Sipstation - How is Contact IP determined and how do I change it?

I got a call today and realized that I didn’t have audio in either direction. When I checked my sipstation connectivity under Connectivity >> SIPSTATION I found that my “Contact IP” is showing my LAN address as opposed to my WAN address. My “Network IP” is showing the correct WAN address. Both are highlighted in yellow and right below it says:

“Warning: The SIP Contact header is not set to your WAN IP. It is set to your internal private IP behind NAT. The gateway will attempt to decipher your proper address but your configuration is incorrect. You should review the NAT settings in the Asterisk SIP Settings module, or sip_nat.conf if not using that module.”

I checked my NAT settings in “Asterisk SIP Settings” and everything seems to be correct. Nothing has been changed. My external IP is correctly detected and my local network is properly defined as 192.168.0.0/24.

Everything was working fine a week ago when I did my last test after upgrading my firewall hardware. All required ports are open and freepbx was restarted after the change.

Question: How is the "Contact IP determined or set? And what do I change to make this match my external address?

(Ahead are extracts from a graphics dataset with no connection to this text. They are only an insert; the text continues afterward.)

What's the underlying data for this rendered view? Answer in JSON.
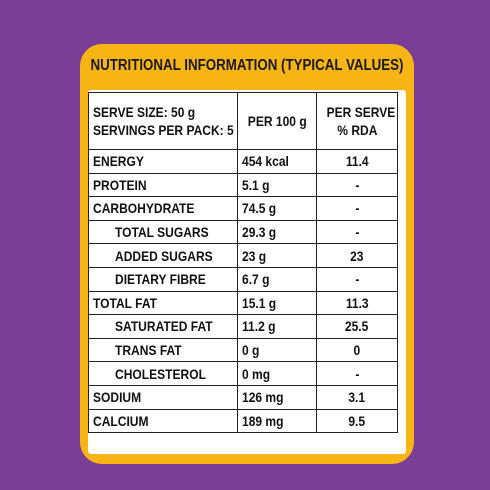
{
  "header": {
    "title": "NUTRITIONAL INFORMATION (TYPICAL VALUES)"
  },
  "table": {
    "head": {
      "serve_size": "SERVE SIZE: 50 g",
      "servings_per_pack": "SERVINGS PER PACK: 5",
      "per_100g": "PER 100 g",
      "per_serve_line1": "PER SERVE",
      "per_serve_line2": "% RDA"
    },
    "rows": [
      {
        "name": "ENERGY",
        "per100": "454 kcal",
        "rda": "11.4"
      },
      {
        "name": "PROTEIN",
        "per100": "5.1 g",
        "rda": "-"
      },
      {
        "name": "CARBOHYDRATE",
        "per100": "74.5 g",
        "rda": "-"
      },
      {
        "name": "TOTAL SUGARS",
        "per100": "29.3 g",
        "rda": "-"
      },
      {
        "name": "ADDED SUGARS",
        "per100": "23 g",
        "rda": "23"
      },
      {
        "name": "DIETARY FIBRE",
        "per100": "6.7 g",
        "rda": "-"
      },
      {
        "name": "TOTAL FAT",
        "per100": "15.1 g",
        "rda": "11.3"
      },
      {
        "name": "SATURATED FAT",
        "per100": "11.2 g",
        "rda": "25.5"
      },
      {
        "name": "TRANS FAT",
        "per100": "0 g",
        "rda": "0"
      },
      {
        "name": "CHOLESTEROL",
        "per100": "0 mg",
        "rda": "-"
      },
      {
        "name": "SODIUM",
        "per100": "126 mg",
        "rda": "3.1"
      },
      {
        "name": "CALCIUM",
        "per100": "189 mg",
        "rda": "9.5"
      }
    ]
  },
  "colors": {
    "background": "#7a3e96",
    "label_border": "#f6b514",
    "sheet": "#ffffff",
    "text": "#111111"
  }
}
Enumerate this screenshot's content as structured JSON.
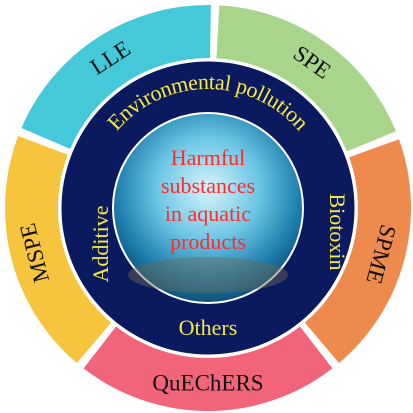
{
  "outer_ring": {
    "segments": [
      {
        "label": "LLE",
        "color": "#45c8d8"
      },
      {
        "label": "SPE",
        "color": "#a8d48c"
      },
      {
        "label": "SPME",
        "color": "#ef8a4e"
      },
      {
        "label": "QuEChERS",
        "color": "#f2647a"
      },
      {
        "label": "MSPE",
        "color": "#f7c43e"
      }
    ]
  },
  "inner_ring": {
    "top": "Environmental pollution",
    "right": "Biotoxin",
    "bottom": "Others",
    "left": "Additive"
  },
  "center": {
    "lines": [
      "Harmful",
      "substances",
      "in aquatic",
      "products"
    ]
  }
}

I’m assuming this has something to do with my new router hardware but I’m not sure what I’m missing.

Thanks in advance for the help.

We do not set that. Its sent by your PBX to us so we just show what is sent. It sounds like to me your router is doing some ALG which is why you are having 1 way audio problems. Turn off all ALG and SIP Helpers on your router.

Thanks for the quick response.

My router is IPCOP v2.1.8. As far as I know there is no setting for ALG or SIP because it’s disabled by default in this version.

I have no audio at all, yet I pass the “firewall test”.

Any other ideas?

Well it has to be something in that firewall. Contact IP is what is set in the header of the SIP Packet.

The issue has been resolved. The issue was with my IPcop router’s domain setting, which is set during installation. In the past I would always leave it set to the default of “localdomain.” The last time I rebuilt the router I set the domain to my dynamic DNS FQDN, xxxxx.dyndns.biz. This apparently broke the ability of any device to resolve the IP address of xxxxx.dyndns.biz from behind the router.

So I rebuilt the router again and left the domain as “localdomain” and everything works again. Not 100% sure why though.